Lavorazione orafa. Foto: LaPresse
Lavorazione orafa. Foto: LaPresse

China, India, the USA and Europe
Still if we consider the first three months of 2020, the country where the demand has fallen most is China, which is also the first area where the contagion has spread. China is also the largest jewelry market in the world and there the demand for gold has slipped by 65% ​​on an annual basis, the lowest level for over 13 years. Jewelers and closed shops, lockdown: it is not surprising that purchases have precipitated despite government incentives to push consumption.
Gioielleria a Shanghai
Gioielleria a Shanghai

In India too, the demand for jewelry fell, but by 41%. In this case, the sales brake was also caused by the rise in gold prices in mid-February, which led to a slowdown in demand. Then came the covid and in March the demand for jewelry fell from 60% to 80% following the lockdown.
Despite being two areas with many differences, the World Gold Council unites the United States and Europe. In the US, demand has dropped by only 3.7%, but the effects of covid-19 arrived late in the States. The analysis notes, however, that online purchases have mitigated the virus effect. In Europe, where the evil virus has arrived earlier, the drop in gold consumption is double-digit. First quarter demand fell 15% to a record low of 10.8 tons. As expected, the losses were stronger in Italy, the first country hit by the epidemic (-22%), but also the United Kingdom (-20%).
For Middle East and Turkey, no surprise: jewelry sales fell 9-10%, but gold prices in Turkey reached new highs, also because metal was purchased as a safe haven asset.
Vetrina di una gioielleria
Vetrina di una gioielleria

Investments
As for investments, the demand for gold through the financial markets grew by 1%, to 1,083.8 tons.
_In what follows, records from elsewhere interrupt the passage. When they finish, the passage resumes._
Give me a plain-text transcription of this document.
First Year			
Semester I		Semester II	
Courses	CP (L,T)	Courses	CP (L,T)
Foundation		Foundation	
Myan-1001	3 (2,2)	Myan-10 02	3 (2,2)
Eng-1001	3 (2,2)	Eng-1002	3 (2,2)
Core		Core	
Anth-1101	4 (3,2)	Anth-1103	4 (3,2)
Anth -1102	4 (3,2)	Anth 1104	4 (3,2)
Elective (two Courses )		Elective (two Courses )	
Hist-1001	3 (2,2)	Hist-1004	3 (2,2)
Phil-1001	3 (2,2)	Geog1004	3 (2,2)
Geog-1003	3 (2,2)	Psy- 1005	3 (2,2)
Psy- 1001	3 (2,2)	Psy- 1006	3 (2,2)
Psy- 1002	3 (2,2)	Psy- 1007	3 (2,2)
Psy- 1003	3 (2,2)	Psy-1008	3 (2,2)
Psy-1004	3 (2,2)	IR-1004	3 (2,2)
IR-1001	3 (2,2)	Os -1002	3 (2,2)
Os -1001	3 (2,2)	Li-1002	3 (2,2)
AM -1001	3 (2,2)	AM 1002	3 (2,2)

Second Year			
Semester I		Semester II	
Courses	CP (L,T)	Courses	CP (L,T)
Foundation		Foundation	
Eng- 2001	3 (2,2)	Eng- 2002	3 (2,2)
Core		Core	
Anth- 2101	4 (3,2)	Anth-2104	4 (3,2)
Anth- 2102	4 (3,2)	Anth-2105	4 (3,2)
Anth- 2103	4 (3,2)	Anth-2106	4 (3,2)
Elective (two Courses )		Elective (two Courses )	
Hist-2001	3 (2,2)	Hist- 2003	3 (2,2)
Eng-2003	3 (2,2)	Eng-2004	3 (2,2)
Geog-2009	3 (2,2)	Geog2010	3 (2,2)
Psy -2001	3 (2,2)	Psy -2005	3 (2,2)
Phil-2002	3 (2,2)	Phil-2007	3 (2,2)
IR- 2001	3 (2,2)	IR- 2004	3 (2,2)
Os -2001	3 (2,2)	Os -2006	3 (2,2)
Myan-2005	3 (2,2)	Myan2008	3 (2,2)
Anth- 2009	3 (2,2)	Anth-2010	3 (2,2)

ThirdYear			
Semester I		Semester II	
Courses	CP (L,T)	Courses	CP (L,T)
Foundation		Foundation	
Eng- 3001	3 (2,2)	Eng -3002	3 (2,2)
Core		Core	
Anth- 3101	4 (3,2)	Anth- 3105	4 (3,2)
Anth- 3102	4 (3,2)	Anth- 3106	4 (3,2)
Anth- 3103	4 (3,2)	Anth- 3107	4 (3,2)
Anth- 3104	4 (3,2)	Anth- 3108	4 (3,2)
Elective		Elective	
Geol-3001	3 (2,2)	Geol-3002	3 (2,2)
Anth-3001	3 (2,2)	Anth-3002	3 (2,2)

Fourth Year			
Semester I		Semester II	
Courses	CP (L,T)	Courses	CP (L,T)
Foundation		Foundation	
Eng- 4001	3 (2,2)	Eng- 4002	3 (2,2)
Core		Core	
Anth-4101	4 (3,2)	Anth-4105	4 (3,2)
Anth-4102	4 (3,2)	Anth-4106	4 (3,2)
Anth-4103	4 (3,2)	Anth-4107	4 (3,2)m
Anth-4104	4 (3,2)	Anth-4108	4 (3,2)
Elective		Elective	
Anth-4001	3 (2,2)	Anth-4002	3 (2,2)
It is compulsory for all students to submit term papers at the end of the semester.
In short, the coronavirus has pushed purchases. Exchange-Traded Funds (ETFs, a type of investment fund) specialized in gold values ​​have attracted strong demand from investors, an effect that has pushed the prices in these products to a new record. Total investment in bullion and coins, on the other hand, fell by 6% year-on-year to 241.6 tons, as a 19% drop in demand for bars at 150.4 tons outstripped the increase in demand for euro coins. ‘gold.
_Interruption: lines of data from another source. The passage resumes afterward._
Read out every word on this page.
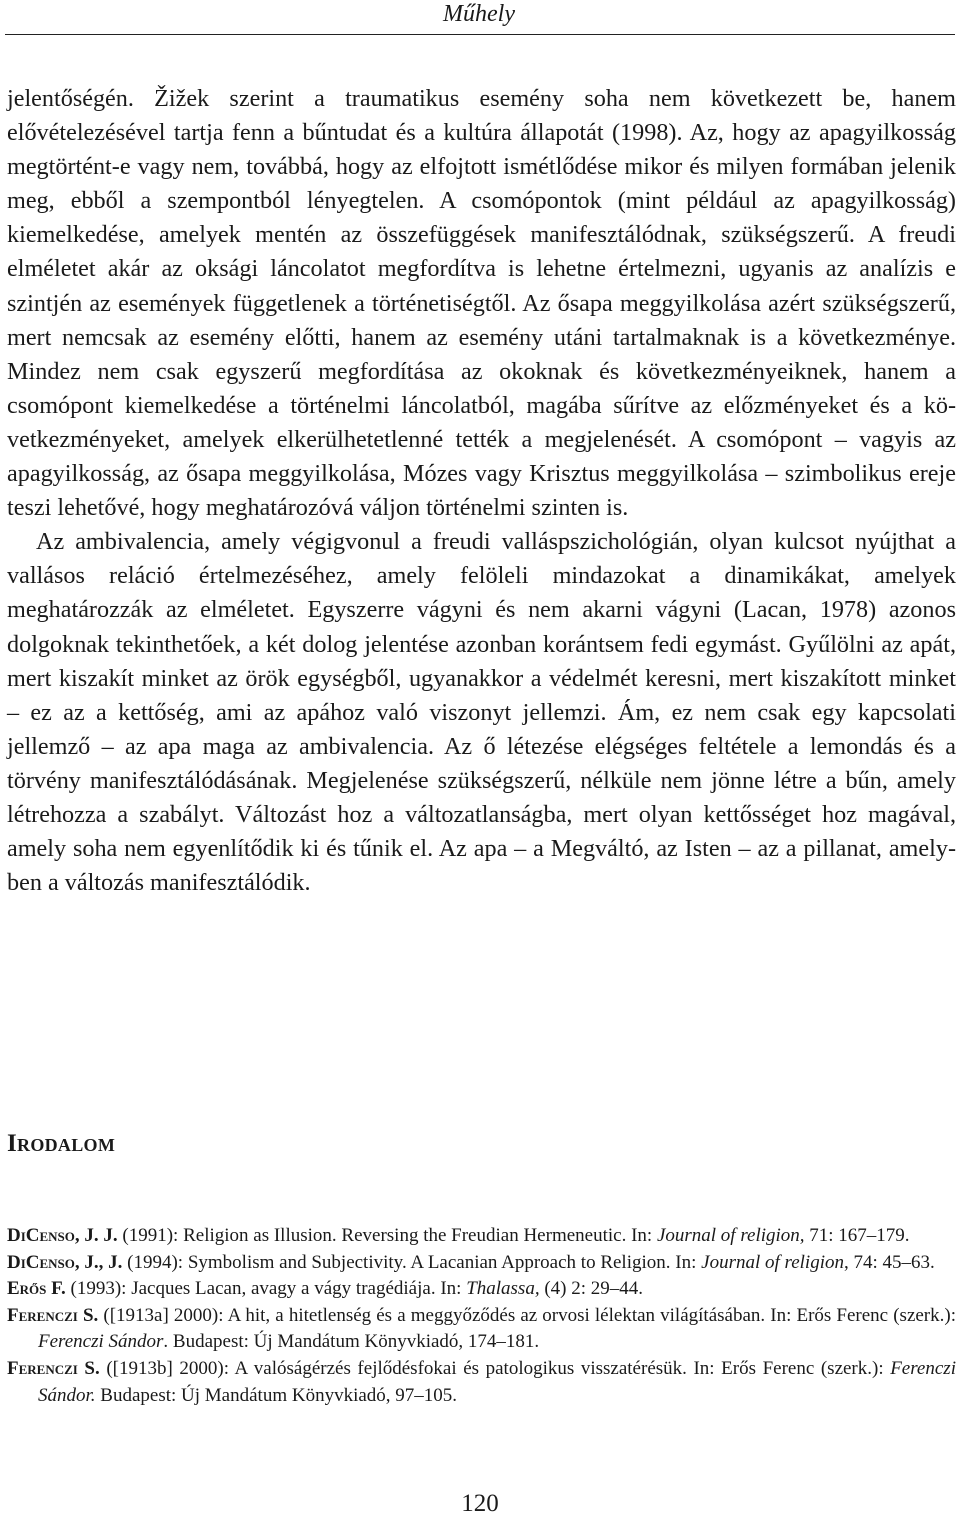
Műhely

jelentőségén. Žižek szerint a traumatikus esemény soha nem következett be, hanem elővételezésével tartja fenn a bűntudat és a kultúra állapotát (1998). Az, hogy az apagyilkosság megtörtént-e vagy nem, továbbá, hogy az elfojtott ismétlődése mikor és milyen formában jelenik meg, ebből a szempontból lényegtelen. A csomópontok (mint például az apagyilkosság) kiemelkedése, amelyek mentén az összefüggések manifesztálódnak, szükségszerű. A freudi elméletet akár az oksági láncolatot megfordítva is lehetne értelmezni, ugyanis az analízis e szintjén az események függetlenek a történetiségtől. Az ősapa meggyilkolása azért szükségszerű, mert nemcsak az esemény előtti, hanem az esemény utáni tartalmaknak is a következménye. Mindez nem csak egyszerű megfordítása az okoknak és következményeiknek, hanem a csomópont kiemelkedése a történelmi láncolatból, magába sűrítve az előzményeket és a következményeket, amelyek elkerülhetetlenné tették a megjelenését. A csomópont – vagyis az apagyilkosság, az ősapa meggyilkolása, Mózes vagy Krisztus meggyilkolása – szimbolikus ereje teszi lehetővé, hogy meghatározóvá váljon történelmi szinten is.

Az ambivalencia, amely végigvonul a freudi valláspszichológián, olyan kulcsot nyújthat a vallásos reláció értelmezéséhez, amely felöleli mindazokat a dinamikákat, amelyek meghatározzák az elméletet. Egyszerre vágyni és nem akarni vágyni (Lacan, 1978) azonos dolgoknak tekinthetőek, a két dolog jelentése azonban korántsem fedi egymást. Gyűlölni az apát, mert kiszakít minket az örök egységből, ugyanakkor a védelmét keresni, mert kiszakított minket – ez az a kettőség, ami az apához való viszonyt jellemzi. Ám, ez nem csak egy kapcsolati jellemző – az apa maga az ambivalencia. Az ő létezése elégséges feltétele a lemondás és a törvény manifesztálódásának. Megjelenése szükségszerű, nélküle nem jönne létre a bűn, amely létrehozza a szabályt. Változást hoz a változatlanságba, mert olyan kettősséget hoz magával, amely soha nem egyenlítődik ki és tűnik el. Az apa – a Megváltó, az Isten – az a pillanat, amelyben a változás manifesztálódik.

Irodalom

DiCenso, J. J. (1991): Religion as Illusion. Reversing the Freudian Hermeneutic. In: Journal of religion, 71: 167–179.

DiCenso, J., J. (1994): Symbolism and Subjectivity. A Lacanian Approach to Religion. In: Journal of religion, 74: 45–63.

Erős F. (1993): Jacques Lacan, avagy a vágy tragédiája. In: Thalassa, (4) 2: 29–44.

Ferenczi S. ([1913a] 2000): A hit, a hitetlenség és a meggyőződés az orvosi lélektan világításában. In: Erős Ferenc (szerk.): Ferenczi Sándor. Budapest: Új Mandátum Könyvkiadó, 174–181.

Ferenczi S. ([1913b] 2000): A valóságérzés fejlődésfokai és patologikus visszatérésük. In: Erős Ferenc (szerk.): Ferenczi Sándor. Budapest: Új Mandátum Könyvkiadó, 97–105.

120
Those who follow the financial aspect will be interested to know that central banks have continued to buy a lot of gold, even if a little less than in the first quarter of 2019: net purchases decreased by 8%. Another aspect that can affect metal prices: covid-19 also caused the interruption of the supply of gold, given that mining production fell by 3%, to a minimum of five years of 795.8 tons. A factor that could push gold further up.